Thomas said:
Bernhard said:
Sorry,
pardon me for not checking my code intensively enough.
I just checked with a 'gcc -pedantic' which didn't throw an
error
What about this solution:
int ptrInArrSafe(T *p,T *a,int max)
/* check whether p points to an element of a[max] */
{
long px = (long)p;
long ax = (long)a;
if (px<ax) return 0; /*out*/
if (px> (long)&a[max-1]) return 0; /* out */
if ( (px-ax) % sizeof(T)) return 0; /* not at element
start*/
return 1; /* in and on element start */
}
After a close look to K&R 5.3 and additional sources, I'd like
to improve the above a little.
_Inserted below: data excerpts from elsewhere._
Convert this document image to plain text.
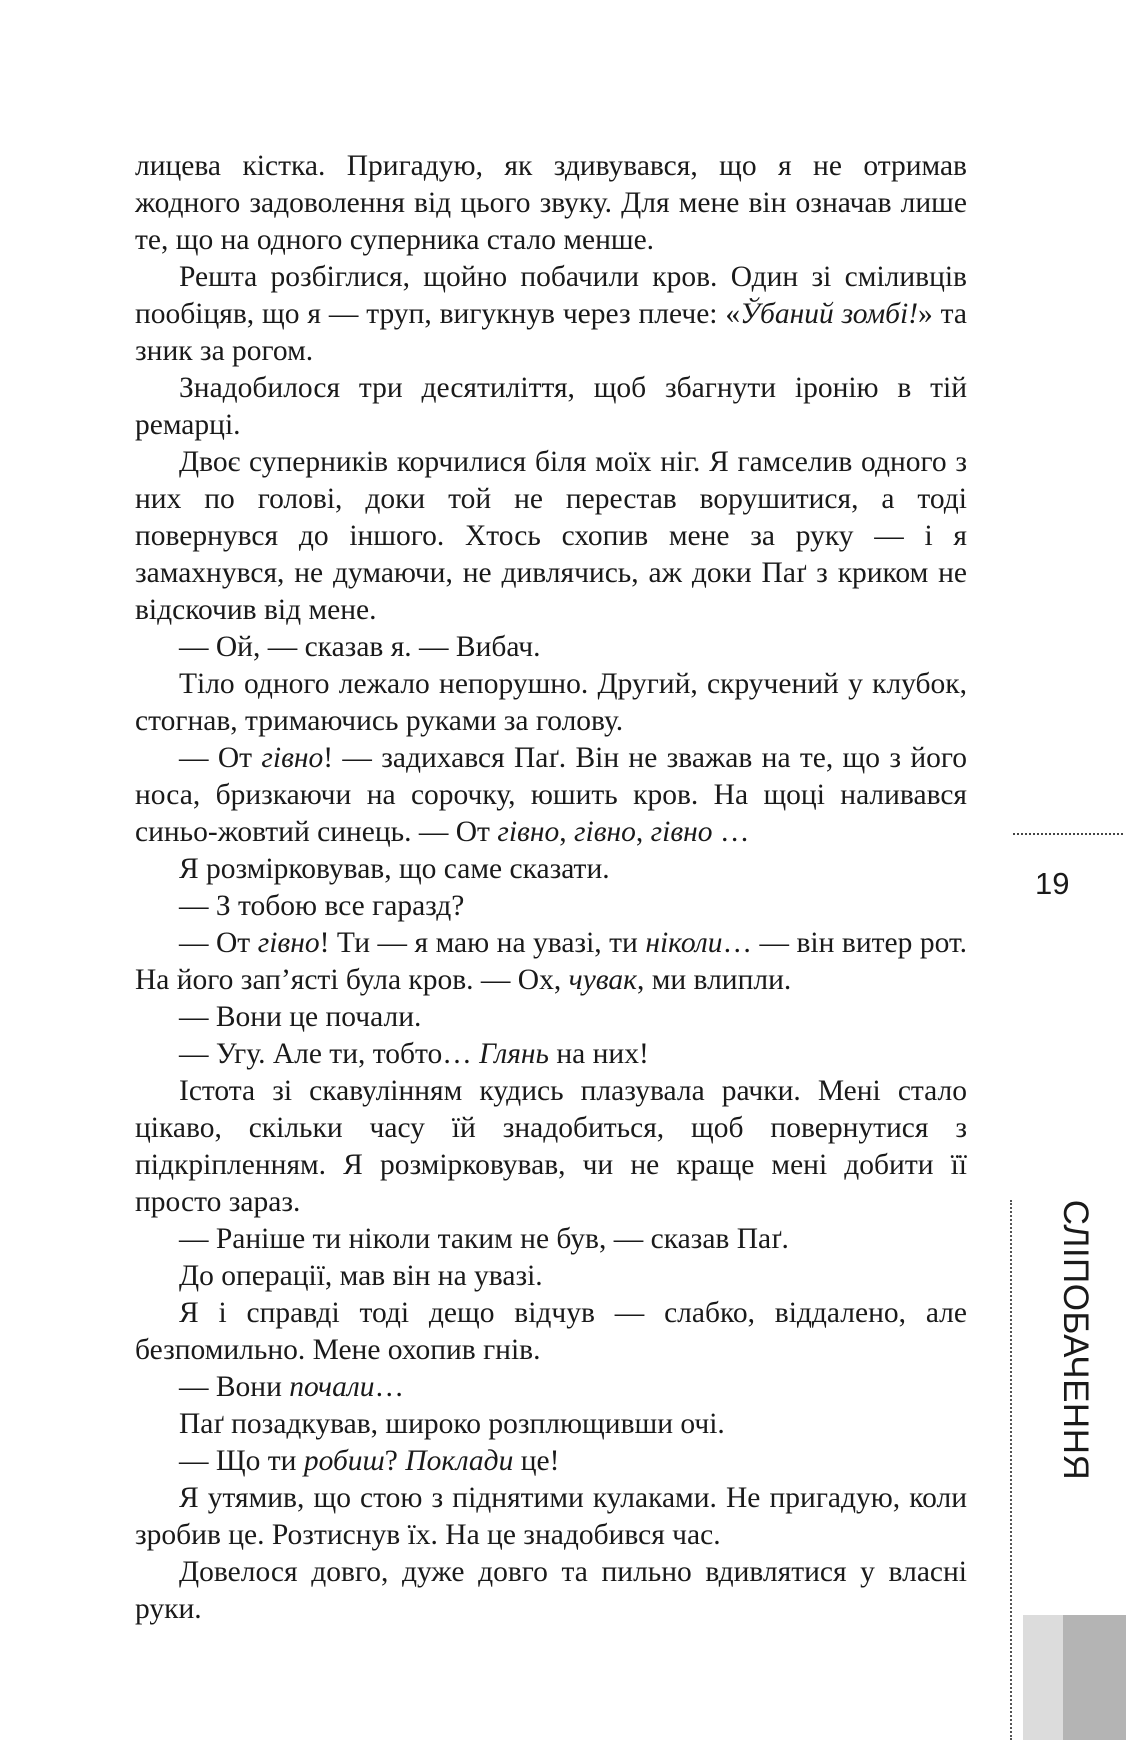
лицева кістка. Пригадую, як здивувався, що я не отримав жодного задоволення від цього звуку. Для мене він означав лише те, що на одного суперника стало менше.

Решта розбіглися, щойно побачили кров. Один зі сміливців пообіцяв, що я — труп, вигукнув через плече: «Ўбаний зомбі!» та зник за рогом.

Знадобилося три десятиліття, щоб збагнути іронію в тій ремарці.

Двоє суперників корчилися біля моїх ніг. Я гамселив одного з них по голові, доки той не перестав ворушитися, а тоді повернувся до іншого. Хтось схопив мене за руку — і я замахнувся, не думаючи, не дивлячись, аж доки Паґ з криком не відскочив від мене.

— Ой, — сказав я. — Вибач.

Тіло одного лежало непорушно. Другий, скручений у клубок, стогнав, тримаючись руками за голову.

— От гівно! — задихався Паґ. Він не зважав на те, що з його носа, бризкаючи на сорочку, юшить кров. На щоці наливався синьо-жовтий синець. — От гівно, гівно, гівно …

Я розмірковував, що саме сказати.

— З тобою все гаразд?

— От гівно! Ти — я маю на увазі, ти ніколи… — він витер рот. На його зап’ясті була кров. — Ох, чувак, ми влипли.

— Вони це почали.

— Угу. Але ти, тобто… Глянь на них!

Істота зі скавулінням кудись плазувала рачки. Мені стало цікаво, скільки часу їй знадобиться, щоб повернутися з підкріпленням. Я розмірковував, чи не краще мені добити її просто зараз.

— Раніше ти ніколи таким не був, — сказав Паґ.

До операції, мав він на увазі.

Я і справді тоді дещо відчув — слабко, віддалено, але безпомильно. Мене охопив гнів.

— Вони почали…

Паґ позадкував, широко розплющивши очі.

— Що ти робиш? Поклади це!

Я утямив, що стою з піднятими кулаками. Не пригадую, коли зробив це. Розтиснув їх. На це знадобився час.

Довелося довго, дуже довго та пильно вдивлятися у власні руки.

19
СЛІПОБАЧЕННЯ
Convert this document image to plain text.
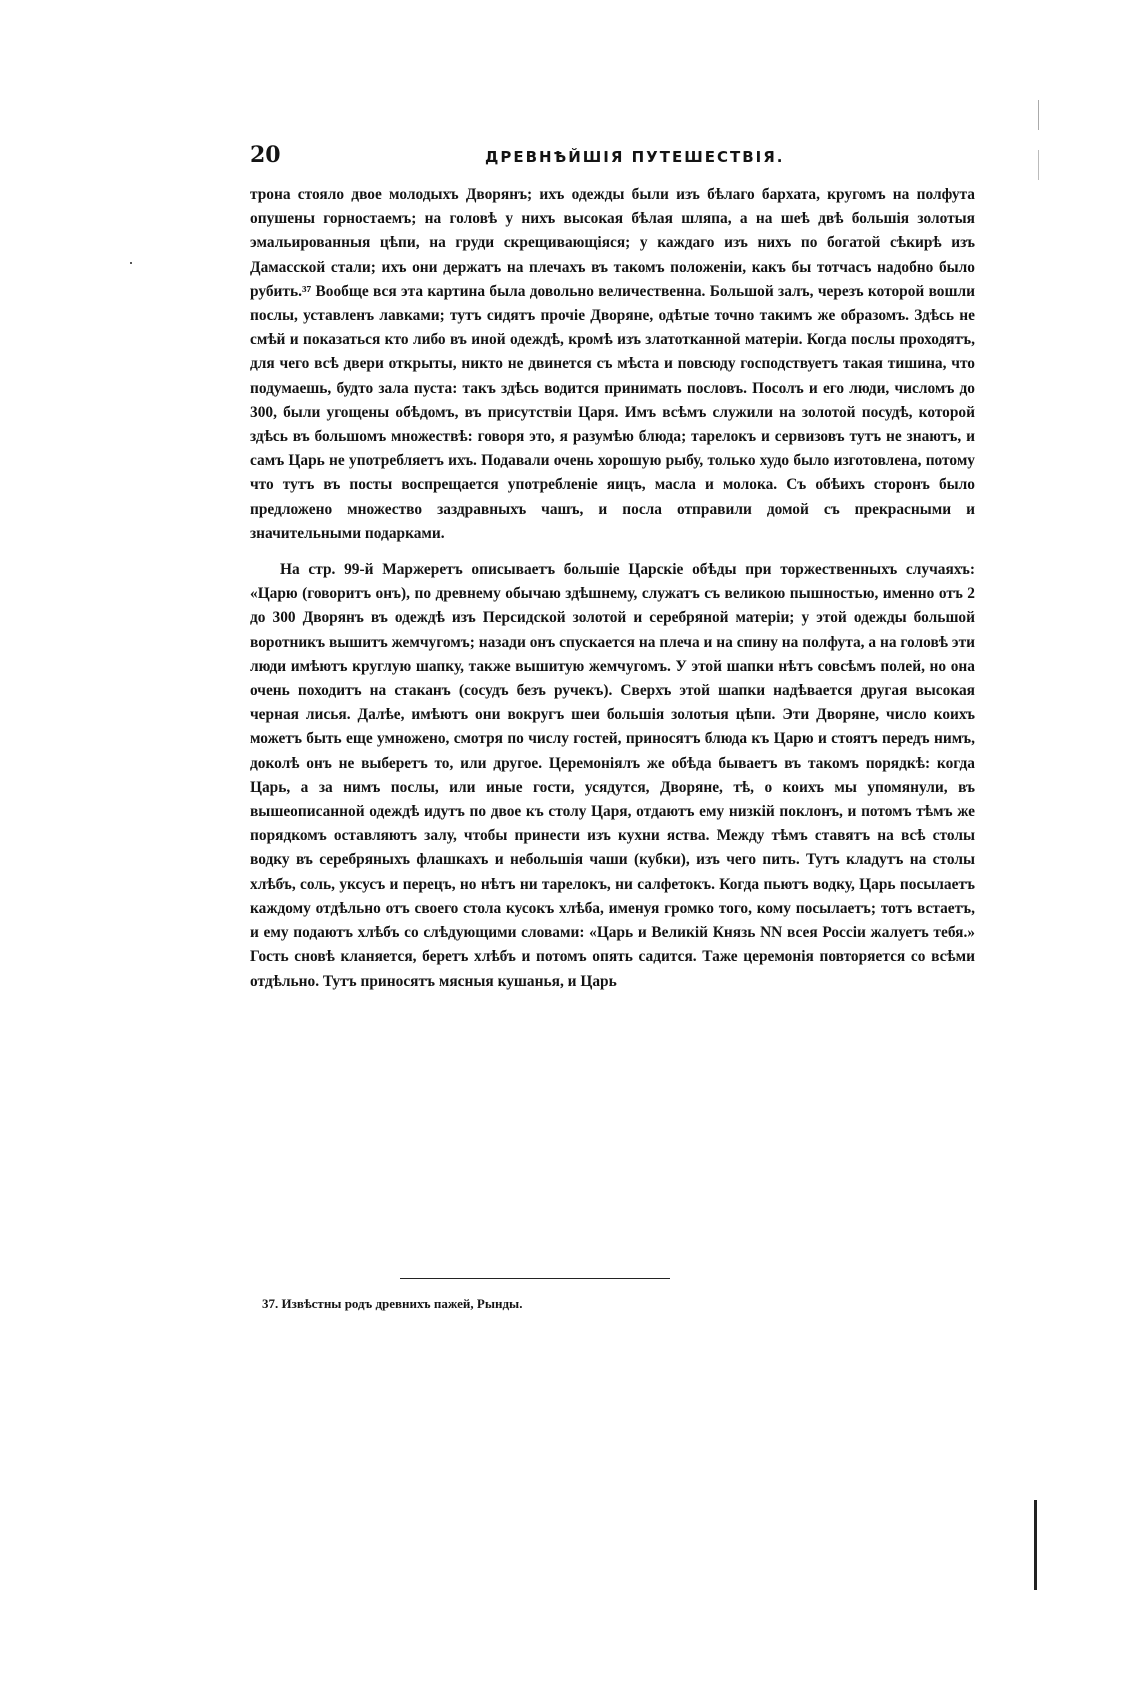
20	ДРЕВНѢЙШІЯ ПУТЕШЕСТВІЯ.

трона стояло двое молодыхъ Дворянъ; ихъ одежды были изъ бѣлаго бархата, кругомъ на полфута опушены горностаемъ; на головѣ у нихъ высокая бѣлая шляпа, а на шеѣ двѣ большія золотыя эмальированныя цѣпи, на груди скрещивающіяся; у каждаго изъ нихъ по богатой сѣкирѣ изъ Дамасской стали; ихъ они держатъ на плечахъ въ такомъ положеніи, какъ бы тотчасъ надобно было рубить.³⁷ Вообще вся эта картина была довольно величественна. Большой залъ, черезъ которой вошли послы, уставленъ лавками; тутъ сидятъ прочіе Дворяне, одѣтые точно такимъ же образомъ. Здѣсь не смѣй и показаться кто либо въ иной одеждѣ, кромѣ изъ златотканной матеріи. Когда послы проходятъ, для чего всѣ двери открыты, никто не двинется съ мѣста и повсюду господствуетъ такая тишина, что подумаешь, будто зала пуста: такъ здѣсь водится принимать пословъ. Посолъ и его люди, числомъ до 300, были угощены обѣдомъ, въ присутствіи Царя. Имъ всѣмъ служили на золотой посудѣ, которой здѣсь въ большомъ множествѣ: говоря это, я разумѣю блюда; тарелокъ и сервизовъ тутъ не знаютъ, и самъ Царь не употребляетъ ихъ. Подавали очень хорошую рыбу, только худо было изготовлена, потому что тутъ въ посты воспрещается употребленіе яицъ, масла и молока. Съ обѣихъ сторонъ было предложено множество заздравныхъ чашъ, и посла отправили домой съ прекрасными и значительными подарками.

На стр. 99-й Маржеретъ описываетъ большіе Царскіе обѣды при торжественныхъ случаяхъ: «Царю (говоритъ онъ), по древнему обычаю здѣшнему, служатъ съ великою пышностью, именно отъ 2 до 300 Дворянъ въ одеждѣ изъ Персидской золотой и серебряной матеріи; у этой одежды большой воротникъ вышитъ жемчугомъ; назади онъ спускается на плеча и на спину на полфута, а на головѣ эти люди имѣютъ круглую шапку, также вышитую жемчугомъ. У этой шапки нѣтъ совсѣмъ полей, но она очень походитъ на стаканъ (сосудъ безъ ручекъ). Сверхъ этой шапки надѣвается другая высокая черная лисья. Далѣе, имѣютъ они вокругъ шеи большія золотыя цѣпи. Эти Дворяне, число коихъ можетъ быть еще умножено, смотря по числу гостей, приносятъ блюда къ Царю и стоятъ передъ нимъ, доколѣ онъ не выберетъ то, или другое. Церемоніялъ же обѣда бываетъ въ такомъ порядкѣ: когда Царь, а за нимъ послы, или иные гости, усядутся, Дворяне, тѣ, о коихъ мы упомянули, въ вышеописанной одеждѣ идутъ по двое къ столу Царя, отдаютъ ему низкій поклонъ, и потомъ тѣмъ же порядкомъ оставляютъ залу, чтобы принести изъ кухни яства. Между тѣмъ ставятъ на всѣ столы водку въ серебряныхъ флашкахъ и небольшія чаши (кубки), изъ чего пить. Тутъ кладутъ на столы хлѣбъ, соль, уксусъ и перецъ, но нѣтъ ни тарелокъ, ни салфетокъ. Когда пьютъ водку, Царь посылаетъ каждому отдѣльно отъ своего стола кусокъ хлѣба, именуя громко того, кому посылаетъ; тотъ встаетъ, и ему подаютъ хлѣбъ со слѣдующими словами: «Царь и Великій Князь NN всея Россіи жалуетъ тебя.» Гость сновѣ кланяется, беретъ хлѣбъ и потомъ опять садится. Таже церемонія повторяется со всѣми отдѣльно. Тутъ приносятъ мясныя кушанья, и Царь

37. Извѣстны родъ древнихъ пажей, Рынды.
What about the following modified
version:
int ptrInArrSafe(T *p,T *a,int max)
/* check whether p points to an element of a[max] */
{
long index; ignore above line!
/* as long as a points to a valid array, this is a legal
test for the lower boundary*/
if (p<a) return 0; /*out */
/* evaluation of element's address is valid for all
elements
including the virtual last+1 element, though its content may not
be retrieved, comparison is legal test for upper boundary */
if (!(p<&a[max])) return 0; /* out */
/* now we can be sure that we are inside array, because
standard requires that array is in a logically "dense" order, from
point of logical addresses they must be accessible in ascending
order */
index = (long)(p - a); ignore above line!
/* as far as I understand, it's possible that p-a returns
the difference in multiples of sizeof(T), so that if element size
were 2, a[2]-a[1] would give 1 instead of 2.
Although I never found a compiler doing this, I replace sizeof(T)
by a method which should work in both cases.